Yo he intentado reunir las figurillas
de ajedrez medieval pintado a mano
y una curiosa biblia de la Watch Tower
Bible and Tract Society of Pennsylvania
vertida del inglés —muy diferente,
me parece, de la de Casiodoro
de Reina— y me he sentado en un pequeño
jardín para anotar esta somera
descripción del expolio del que he sido
partícipe también, espectador
y actor, tan miserable como el resto
de los que allí se untaban, impasibles,
las manos con el barro de la muerte.

 

 

 

 

UN POISON TUTELAIRE

xxxxxxxxxxxxxxxxxxxxxxxxx(S. Mallarmé, Le tombeau de Charles Baudelaire)

Qué quieren que les diga, no parece
que éste sea el lugar para que tontos
del culo vengan a escribir soflamas
incendiarias sobre lo que se hace
o se deja de hacer en la poesía
actual… Porque siempre estuvo clara
mi opinión al respecto: Baudelaire
ya escribió esa fiebre de mirarse
vivir y ver tan sólo lo que pasa
alrededor, o sea del vacío de la propia
identidad. Lo dijo con palabras
más cargadas de ritmo y de sentido
y de abismos y fuerza y de nostalgias
absurdas y precisas y tremendos
nubarrones de asco hacia sí mismo
y de piedad también, sí, de infinita
piedad de su figura miserable,
su siglo desquiciado y de los pobres
humanos tan absurdos que veía
claudicar ante el reto de la sangre.
No es el lugar ni el tiempo de contarles
lo que ya deberían haber leído,
lo que ya deberían haber vivido
ni que dejen de usar ese lenguaje
tan pomposo y vacío para hablarnos
de infiernos que seguro desconocen,
por mucho que se empeñen en llenar
con ira de fogueo sus bitácoras.

 

 

 

 

Y POR FAVOR NO LEAN A VALLEJO

Sigan dándole vueltas al oscuro
misterio de los astros, al tranquilo
discurrir —tan terriblemente ajeno—
de las horas, al lento sucederse
de los años sobre las estaciones
cada vez más iguales y propensas
a extraños cataclismos; sigan dándole
vueltas y buscando en ese gesto
displicente y cansado con que el mundo
nos mira, hormigas crédulas, cigarras
engreídas que nada ven u oyen
de lo que se nos viene encima, aquéllas
afanadas colmando sus estrechos
hormigueros para el invierno y éstas
absortas en su cháchara ruidosa,
disfrutando el calor de un sol con fecha
—no por lejana menos inquietante,
segura y cierta— de caducidad.

Sigan, sigan quitándose de en medio
los obstáculos para su insaciable
afán de construir, de perforar
de organizarlo todo a su manera
para un futuro estable.

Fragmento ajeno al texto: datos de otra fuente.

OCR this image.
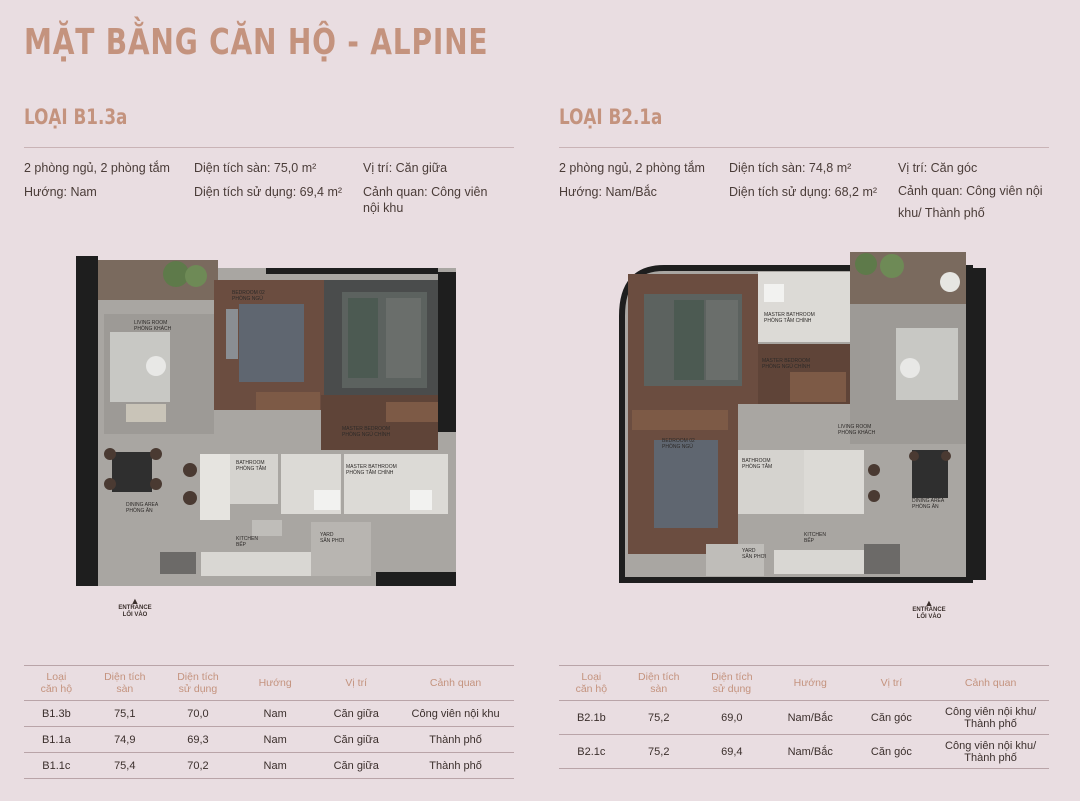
MẶT BẰNG CĂN HỘ - ALPINE
LOẠI B1.3a
2 phòng ngủ, 2 phòng tắm
Hướng: Nam
Diện tích sàn: 75,0 m²
Diện tích sử dụng: 69,4 m²
Vị trí: Căn giữa
Cảnh quan: Công viên nội khu
LIVING ROOM PHÒNG KHÁCH
BEDROOM 02 PHÒNG NGỦ
MASTER BEDROOM PHÒNG NGỦ CHÍNH
BATHROOM PHÒNG TẮM	MASTER BATHROOM PHÒNG TẮM CHÍNH
DINING AREA PHÒNG ĂN
KITCHEN BẾP
YARD SÂN PHƠI
▲
ENTRANCE
LỐI VÀO
Loại
căn hộ	Diện tích
sàn	Diện tích
sử dụng	Hướng	Vị trí	Cảnh quan
B1.3b	75,1	70,0	Nam	Căn giữa	Công viên nội khu
B1.1a	74,9	69,3	Nam	Căn giữa	Thành phố
B1.1c	75,4	70,2	Nam	Căn giữa	Thành phố
LOẠI B2.1a
2 phòng ngủ, 2 phòng tắm
Hướng: Nam/Bắc
Diện tích sàn: 74,8 m²
Diện tích sử dụng: 68,2 m²
Vị trí: Căn góc
Cảnh quan: Công viên nội khu/ Thành phố
MASTER BATHROOM PHÒNG TẮM CHÍNH
MASTER BEDROOM PHÒNG NGỦ CHÍNH
LIVING ROOM PHÒNG KHÁCH
BEDROOM 02 PHÒNG NGỦ
BATHROOM PHÒNG TẮM
DINING AREA PHÒNG ĂN
KITCHEN BẾP
YARD SÂN PHƠI
▲
ENTRANCE
LỐI VÀO
Loại
căn hộ	Diện tích
sàn	Diện tích
sử dụng	Hướng	Vị trí	Cảnh quan
B2.1b	75,2	69,0	Nam/Bắc	Căn góc	Công viên nội khu/
Thành phố
B2.1c	75,2	69,4	Nam/Bắc	Căn góc	Công viên nội khu/
Thành phố
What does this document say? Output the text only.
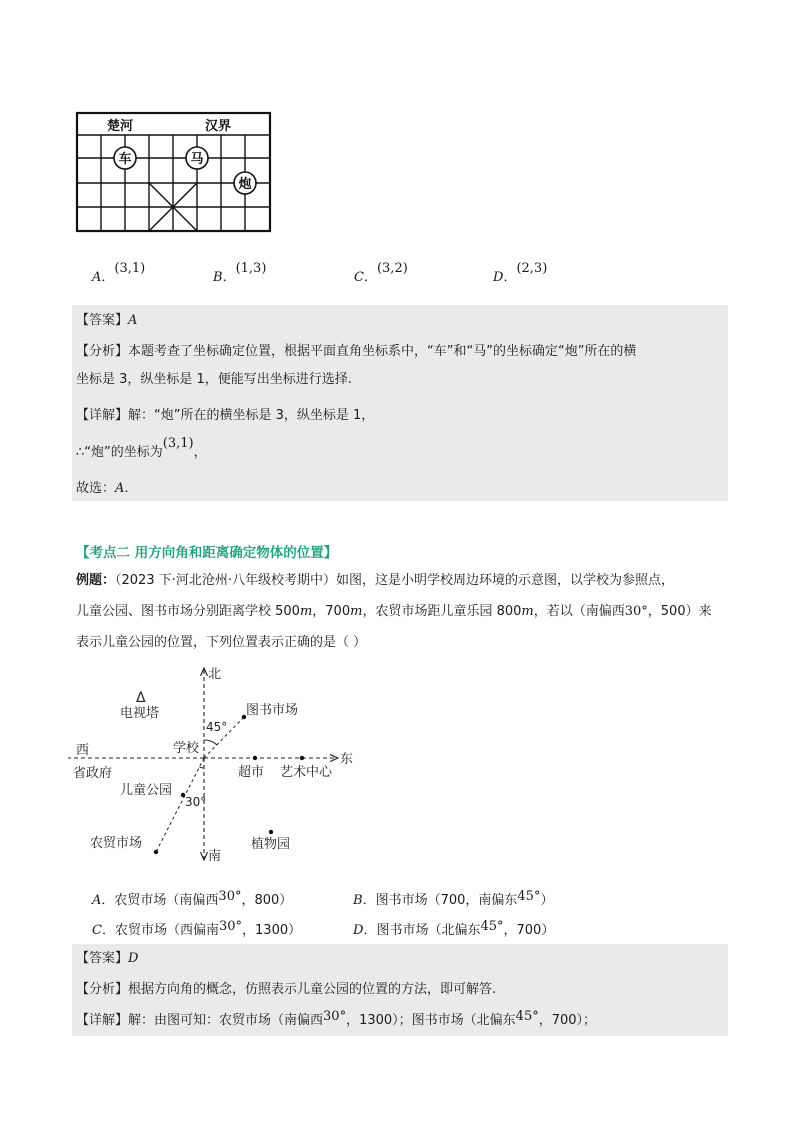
楚河	汉界
车	马
炮
A．(3,1)
B．(1,3)
C．(3,2)
D．(2,3)
【答案】A
【分析】本题考查了坐标确定位置，根据平面直角坐标系中，“车”和“马”的坐标确定“炮”所在的横
坐标是 3，纵坐标是 1，便能写出坐标进行选择.
【详解】解：“炮”所在的横坐标是 3，纵坐标是 1，
∴“炮”的坐标为(3,1)，
故选：A.
【考点二 用方向角和距离确定物体的位置】
例题：（2023 下·河北沧州·八年级校考期中）如图，这是小明学校周边环境的示意图，以学校为参照点，
儿童公园、图书市场分别距离学校 500m，700m，农贸市场距儿童乐园 800m，若以（南偏西30°，500）来
表示儿童公园的位置，下列位置表示正确的是（ ）
北
南
东
西
Δ
电视塔
45°
图书市场
学校
省政府	超市 艺术中心
儿童公园
30°
农贸市场	植物园
A．农贸市场（南偏西30°，800）	B．图书市场（700，南偏东45°）
C．农贸市场（西偏南30°，1300）	D．图书市场（北偏东45°，700）
【答案】D
【分析】根据方向角的概念，仿照表示儿童公园的位置的方法，即可解答.
【详解】解：由图可知：农贸市场（南偏西30°，1300）；图书市场（北偏东45°，700）；
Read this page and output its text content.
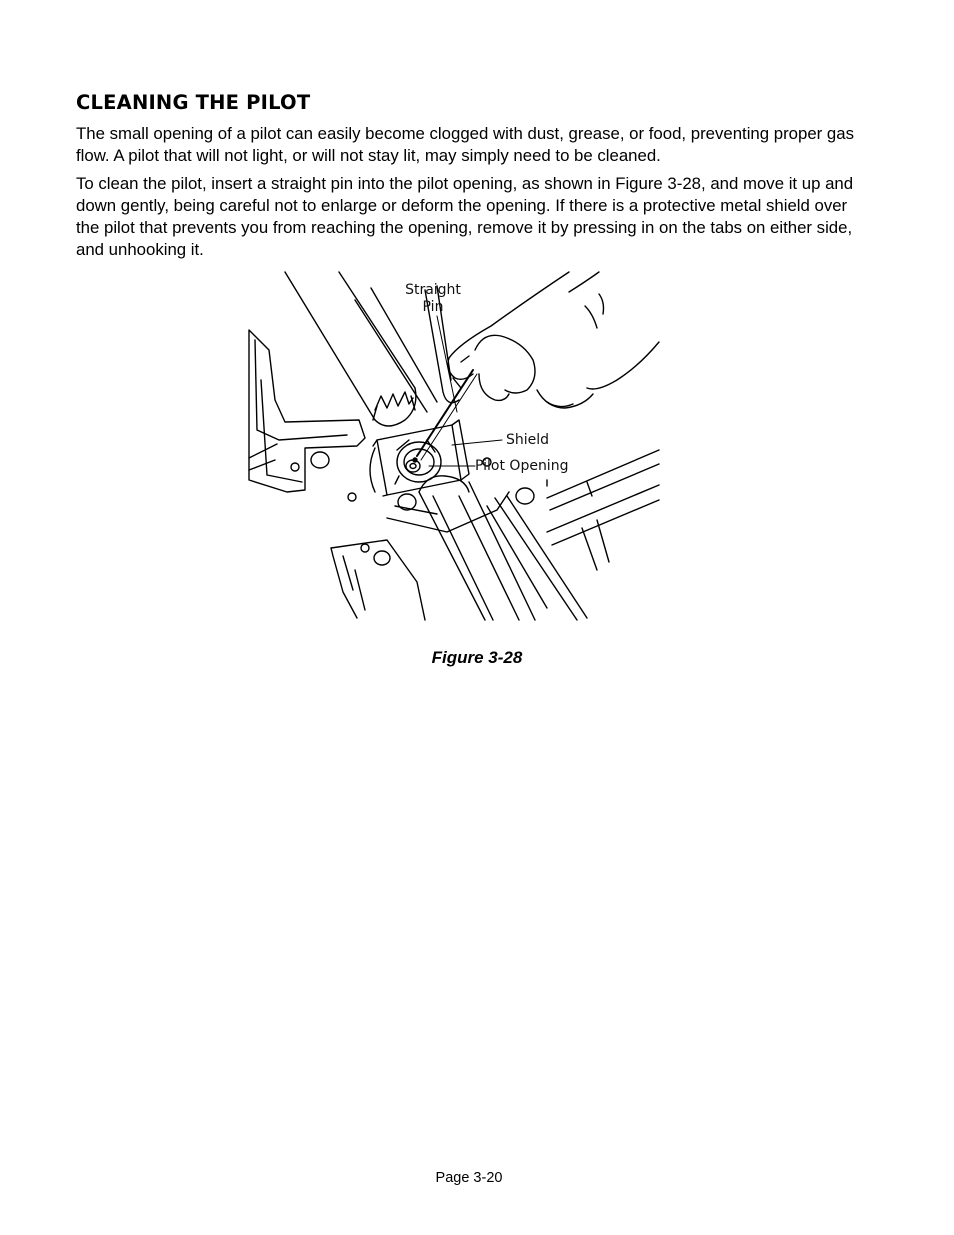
CLEANING THE PILOT

The small opening of a pilot can easily become clogged with dust, grease, or food, preventing proper gas flow. A pilot that will not light, or will not stay lit, may simply need to be cleaned.

To clean the pilot, insert a straight pin into the pilot opening, as shown in Figure 3-28, and move it up and down gently, being careful not to enlarge or deform the opening. If there is a protective metal shield over the pilot that prevents you from reaching the opening, remove it by pressing in on the tabs on either side, and unhooking it.

Straight
Pin
Shield
Pilot Opening
Figure 3-28
Page 3-20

Del presente
no vayan a acordarse ahora, sólo
supondría un obstáculo y tendrían
que quitarlo también de en medio, igual
que las selvas inmensas donde apenas
algunos centenares de salvajes
—recelosos y sin civilizar—
se empeñan en seguir siendo el estorbo
mayor a su tarea.
xxxxxxxxxxxxxxxxxNo claudiquen
—les suplico— en su empeño, aunque falten
todavía unos cuatro mil millones
de años hasta que ese mismo sol
que sigue iluminando sus hazañas,
se convierta en estrella roja y borre,
abrase con su fuego, engulla toda
huella de este planeta. Mucho tiempo,
¿verdad? Por eso —insisto— sigan dándole
forma a ese inefable paraíso,
confiados en el agradecimiento
de las generaciones venideras.

No hagan caso de nuestra pobre cháchara
desencantada, sigan adelante
y, por favor, no lean a Vallejo
ni a Szymborska, ni a Milosz, ni a ninguno
de sus torpes, inútiles congéneres:
ya se irán —como las cigarras— cuando
no quede ningún árbol desde donde
parlotear en contra del progreso.

 

 

 

Paniagua, Ángel. Debajo de los días. Murcia; Ed. Raspabook, 2018.